Et si, un jour, nous devions « passer à autre chose », ce ne sera pas parce que nous aurons oublié, mais parce que nous aurons vaincu. Parce que nous aurons brisé ce système, parce que nous aurons rendu justice aux victimes, parce que nous aurons construit un monde où de telles horreurs ne pourront plus se produire. Mais en attendant, nous continuerons de nous souvenir. Nous continuerons de lutter. Et nous ne laisserons personne, surtout pas un homme comme Trump, nous dire quand et comment tourner la page.
Car l’Histoire, voyez-vous, n’est pas un livre que l’on peut refermer à sa guise. C’est un fleuve tumultueux, un torrent de sang et de larmes, et chaque crime non puni, chaque victime oubliée, chaque injustice tolérée en augmente le débit, en accélère le cours. Et un jour, ce fleuve débordera. Et ce jour-là, ceux qui auront demandé à « passer à autre chose » seront emportés par le courant, balayés par la force de ce qu’ils auront tenté d’ignorer. Et il ne restera plus d’eux que l’écho de leurs paroles creuses, le souvenir de leur lâcheté, et la honte éternelle de ceux qui ont préféré l’oubli à la justice.

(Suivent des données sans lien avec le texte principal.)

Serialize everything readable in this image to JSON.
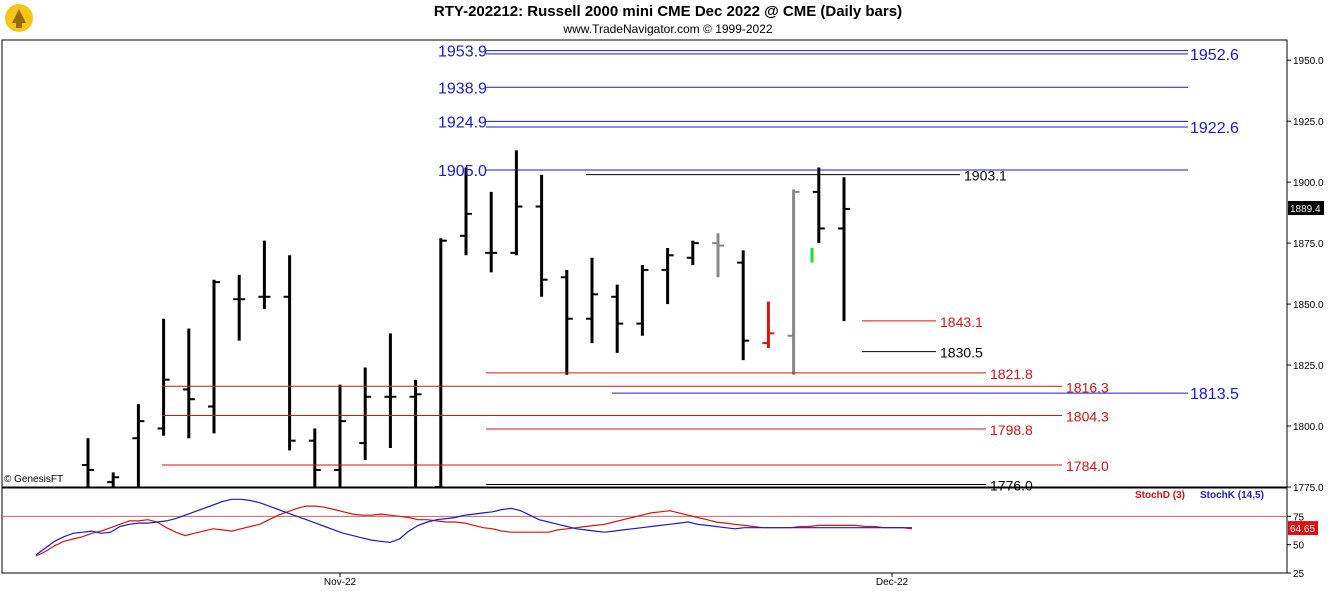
{
  "header": {
    "title": "RTY-202212:  Russell 2000 mini CME Dec 2022 @ CME  (Daily bars)",
    "subtitle": "www.TradeNavigator.com © 1999-2022",
    "copyright": "© GenesisFT"
  },
  "colors": {
    "up_bar": "#000000",
    "blue_levels": "#1a1acc",
    "red_levels": "#dd1111",
    "stoch_d": "#dd1111",
    "stoch_k": "#1a1acc",
    "flat_bar": "#888888",
    "highlight_green": "#22dd22"
  },
  "chart_data": [
    {
      "type": "ohlc",
      "title": "RTY-202212: Russell 2000 mini CME Dec 2022 @ CME (Daily bars)",
      "ylim": [
        1775,
        1955
      ],
      "yticks": [
        1775.0,
        1800.0,
        1825.0,
        1850.0,
        1875.0,
        1900.0,
        1925.0,
        1950.0
      ],
      "xlabels": [
        "Nov-22",
        "Dec-22"
      ],
      "last_price_label": "1889.4",
      "bars": [
        {
          "o": 1784,
          "h": 1795,
          "l": 1775,
          "c": 1782,
          "color": "black"
        },
        {
          "o": 1777,
          "h": 1781,
          "l": 1775,
          "c": 1779,
          "color": "black"
        },
        {
          "o": 1795,
          "h": 1809,
          "l": 1775,
          "c": 1802,
          "color": "black"
        },
        {
          "o": 1799,
          "h": 1844,
          "l": 1796,
          "c": 1819,
          "color": "black"
        },
        {
          "o": 1815,
          "h": 1840,
          "l": 1795,
          "c": 1811,
          "color": "black"
        },
        {
          "o": 1808,
          "h": 1860,
          "l": 1797,
          "c": 1859,
          "color": "black"
        },
        {
          "o": 1852,
          "h": 1862,
          "l": 1835,
          "c": 1852,
          "color": "black"
        },
        {
          "o": 1853,
          "h": 1876,
          "l": 1848,
          "c": 1853,
          "color": "black"
        },
        {
          "o": 1853,
          "h": 1870,
          "l": 1790,
          "c": 1794,
          "color": "black"
        },
        {
          "o": 1794,
          "h": 1799,
          "l": 1775,
          "c": 1782,
          "color": "black"
        },
        {
          "o": 1782,
          "h": 1817,
          "l": 1775,
          "c": 1802,
          "color": "black"
        },
        {
          "o": 1793,
          "h": 1824,
          "l": 1786,
          "c": 1812,
          "color": "black"
        },
        {
          "o": 1812,
          "h": 1838,
          "l": 1791,
          "c": 1812,
          "color": "black"
        },
        {
          "o": 1812,
          "h": 1819,
          "l": 1775,
          "c": 1813,
          "color": "black"
        },
        {
          "o": 1775,
          "h": 1877,
          "l": 1775,
          "c": 1876,
          "color": "black"
        },
        {
          "o": 1878,
          "h": 1906,
          "l": 1870,
          "c": 1887,
          "color": "black"
        },
        {
          "o": 1871,
          "h": 1896,
          "l": 1863,
          "c": 1871,
          "color": "black"
        },
        {
          "o": 1871,
          "h": 1913,
          "l": 1870,
          "c": 1890,
          "color": "black"
        },
        {
          "o": 1890,
          "h": 1903,
          "l": 1853,
          "c": 1860,
          "color": "black"
        },
        {
          "o": 1861,
          "h": 1864,
          "l": 1821,
          "c": 1844,
          "color": "black"
        },
        {
          "o": 1844,
          "h": 1869,
          "l": 1834,
          "c": 1854,
          "color": "black"
        },
        {
          "o": 1853,
          "h": 1858,
          "l": 1830,
          "c": 1842,
          "color": "black"
        },
        {
          "o": 1842,
          "h": 1866,
          "l": 1837,
          "c": 1864,
          "color": "black"
        },
        {
          "o": 1864,
          "h": 1873,
          "l": 1850,
          "c": 1870,
          "color": "black"
        },
        {
          "o": 1869,
          "h": 1876,
          "l": 1866,
          "c": 1875,
          "color": "black"
        },
        {
          "o": 1875,
          "h": 1879,
          "l": 1861,
          "c": 1874,
          "color": "gray"
        },
        {
          "o": 1867,
          "h": 1872,
          "l": 1827,
          "c": 1835,
          "color": "black"
        },
        {
          "o": 1834,
          "h": 1851,
          "l": 1832,
          "c": 1838,
          "color": "red"
        },
        {
          "o": 1837,
          "h": 1897,
          "l": 1821,
          "c": 1896,
          "color": "gray"
        },
        {
          "o": 1896,
          "h": 1906,
          "l": 1875,
          "c": 1881,
          "color": "black"
        },
        {
          "o": 1881,
          "h": 1902,
          "l": 1843,
          "c": 1889,
          "color": "black"
        }
      ],
      "levels": [
        {
          "value": 1953.9,
          "label": "1953.9",
          "color": "blue",
          "side": "left"
        },
        {
          "value": 1952.6,
          "label": "1952.6",
          "color": "blue",
          "side": "right"
        },
        {
          "value": 1938.9,
          "label": "1938.9",
          "color": "blue",
          "side": "left"
        },
        {
          "value": 1924.9,
          "label": "1924.9",
          "color": "blue",
          "side": "left"
        },
        {
          "value": 1922.6,
          "label": "1922.6",
          "color": "blue",
          "side": "right"
        },
        {
          "value": 1905.0,
          "label": "1905.0",
          "color": "blue",
          "side": "left"
        },
        {
          "value": 1903.1,
          "label": "1903.1",
          "color": "black",
          "side": "mid"
        },
        {
          "value": 1843.1,
          "label": "1843.1",
          "color": "red",
          "side": "mid"
        },
        {
          "value": 1830.5,
          "label": "1830.5",
          "color": "black",
          "side": "mid"
        },
        {
          "value": 1821.8,
          "label": "1821.8",
          "color": "red",
          "side": "mid"
        },
        {
          "value": 1816.3,
          "label": "1816.3",
          "color": "red",
          "side": "mid"
        },
        {
          "value": 1813.5,
          "label": "1813.5",
          "color": "blue",
          "side": "right"
        },
        {
          "value": 1804.3,
          "label": "1804.3",
          "color": "red",
          "side": "mid"
        },
        {
          "value": 1798.8,
          "label": "1798.8",
          "color": "red",
          "side": "mid"
        },
        {
          "value": 1784.0,
          "label": "1784.0",
          "color": "red",
          "side": "mid"
        },
        {
          "value": 1776.0,
          "label": "1776.0",
          "color": "black",
          "side": "mid"
        }
      ]
    },
    {
      "type": "line",
      "title": "Stochastic",
      "ylim": [
        25,
        100
      ],
      "yticks": [
        25,
        50,
        75
      ],
      "overbought": 75,
      "last_value_label": "64.65",
      "series": [
        {
          "name": "StochD (3)",
          "color": "red",
          "values": [
            40,
            44,
            49,
            53,
            55,
            57,
            60,
            62,
            65,
            68,
            71,
            71,
            72,
            70,
            65,
            61,
            58,
            60,
            62,
            64,
            63,
            62,
            64,
            66,
            68,
            72,
            76,
            79,
            82,
            84,
            84,
            83,
            81,
            79,
            77,
            76,
            76,
            77,
            76,
            75,
            74,
            72,
            72,
            71,
            70,
            70,
            69,
            67,
            65,
            64,
            62,
            61,
            61,
            61,
            61,
            61,
            63,
            64,
            65,
            66,
            67,
            68,
            70,
            72,
            74,
            76,
            78,
            79,
            80,
            78,
            76,
            74,
            72,
            70,
            69,
            68,
            67,
            66,
            65,
            65,
            65,
            65,
            66,
            66,
            67,
            67,
            67,
            67,
            67,
            66,
            66,
            65,
            65,
            65,
            64
          ]
        },
        {
          "name": "StochK (14,5)",
          "color": "blue",
          "values": [
            41,
            47,
            53,
            57,
            60,
            61,
            62,
            60,
            61,
            66,
            68,
            69,
            69,
            70,
            71,
            73,
            76,
            79,
            82,
            85,
            88,
            90,
            90,
            89,
            87,
            84,
            81,
            78,
            75,
            72,
            69,
            66,
            63,
            60,
            58,
            56,
            54,
            53,
            52,
            55,
            62,
            67,
            70,
            72,
            73,
            74,
            76,
            77,
            78,
            79,
            81,
            82,
            80,
            76,
            72,
            70,
            68,
            66,
            64,
            63,
            62,
            61,
            62,
            63,
            64,
            65,
            66,
            67,
            68,
            69,
            70,
            68,
            67,
            66,
            65,
            64,
            65,
            65,
            65,
            65,
            65,
            65,
            65,
            65,
            65,
            65,
            65,
            65,
            65,
            65,
            65,
            65,
            65,
            65,
            65
          ]
        }
      ]
    }
  ]
}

Analogie finale : Imaginez, si vous le voulez bien, un immense palais des glaces, un labyrinthe infini où chaque miroir reflète non pas votre image, mais celle d’un crime passé. Dans ce palais, les puissants se promènent en riant, brisant les miroirs un à un, convaincus que chaque éclat de verre disparu efface à jamais le reflet qu’il portait. Mais voici le secret de ce palais maudit : plus on brise de miroirs, plus les reflets se multiplient. Et bientôt, les murs, les plafonds, les sols ne sont plus que des surfaces réfléchissantes, et chaque pas, chaque souffle, chaque battement de cœur fait naître de nouvelles images, de nouveaux échos des horreurs passées. Trump, en demandant à « passer à autre chose », croit briser un miroir. Mais il ne fait qu’ajouter une nouvelle surface réfléchissante à ce palais sans fin. Et un jour, il se retrouvera prisonnier de son propre reflet, condamné à errer éternellement parmi les images des crimes qu’il a tenté d’oublier. Car l’Histoire, voyez-vous, est ce palais des glaces. Et aucun pouvoir, aucune richesse, aucune manipulation ne peut briser tous les miroirs.